Contrary to popular belief, ‘consent’ is not necessarily the ‘best’ lawful basis. It can be problematic. Many GDPR fines, including Google’s €50m fine from the CNIL, the French supervisory authority, result from invalid consent.
Controllers are responsible for identifying the most appropriate lawful basis for their use of personal information. For businesses that choice is very often between consent and legitimate interests. The GDPR exists to give people control over their own personal information. The consent basis is the epitome of this as it allows individuals ongoing control of their personal information.
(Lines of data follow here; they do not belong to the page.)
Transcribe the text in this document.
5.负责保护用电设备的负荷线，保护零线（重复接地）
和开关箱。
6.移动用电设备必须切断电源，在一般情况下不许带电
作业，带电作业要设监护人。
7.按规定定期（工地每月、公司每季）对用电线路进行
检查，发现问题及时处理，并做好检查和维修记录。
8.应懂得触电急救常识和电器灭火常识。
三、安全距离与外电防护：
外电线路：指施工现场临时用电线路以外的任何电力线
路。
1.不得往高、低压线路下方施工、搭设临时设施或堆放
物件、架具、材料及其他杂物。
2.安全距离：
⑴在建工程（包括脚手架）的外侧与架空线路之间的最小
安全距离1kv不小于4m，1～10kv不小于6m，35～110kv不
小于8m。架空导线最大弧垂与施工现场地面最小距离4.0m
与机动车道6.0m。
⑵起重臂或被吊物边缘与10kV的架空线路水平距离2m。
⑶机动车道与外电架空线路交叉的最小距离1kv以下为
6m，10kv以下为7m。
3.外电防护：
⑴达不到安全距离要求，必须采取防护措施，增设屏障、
When to use consent as your lawful basis
The consent basis is most appropriate when an organisation wants to use personal information in a way that people would not expect or is potentially intrusive (eg. where you would like to share a person’s contact details with a third party). Consent should only be used where you are able to offer individuals a genuine choice and control over how their personal information is used. You must also have systems in place so you can stop processing as soon as possible if consent is withdrawn. Remember, the consent basis hands the individual genuine control over how their personal information is used. It is in no way a tick-box exercise to fulfil and then forget about. You must also keep a record of all your consents. This allows you to monitor and refresh consents (if necessary) and demonstrate that the individual has consented to the processing.
When not to use consent
It is very difficult to rely on consent as a lawful basis in an employment context. This is because the imbalance in the relationship between the employer and employee creates a presumption that the consent was not freely given which invalidates the consent. The same applies to any situation where an organisation is in a position of power over the individual eg. a school/pupil relationship. The individual must not fear any adverse consequences of refusing consent.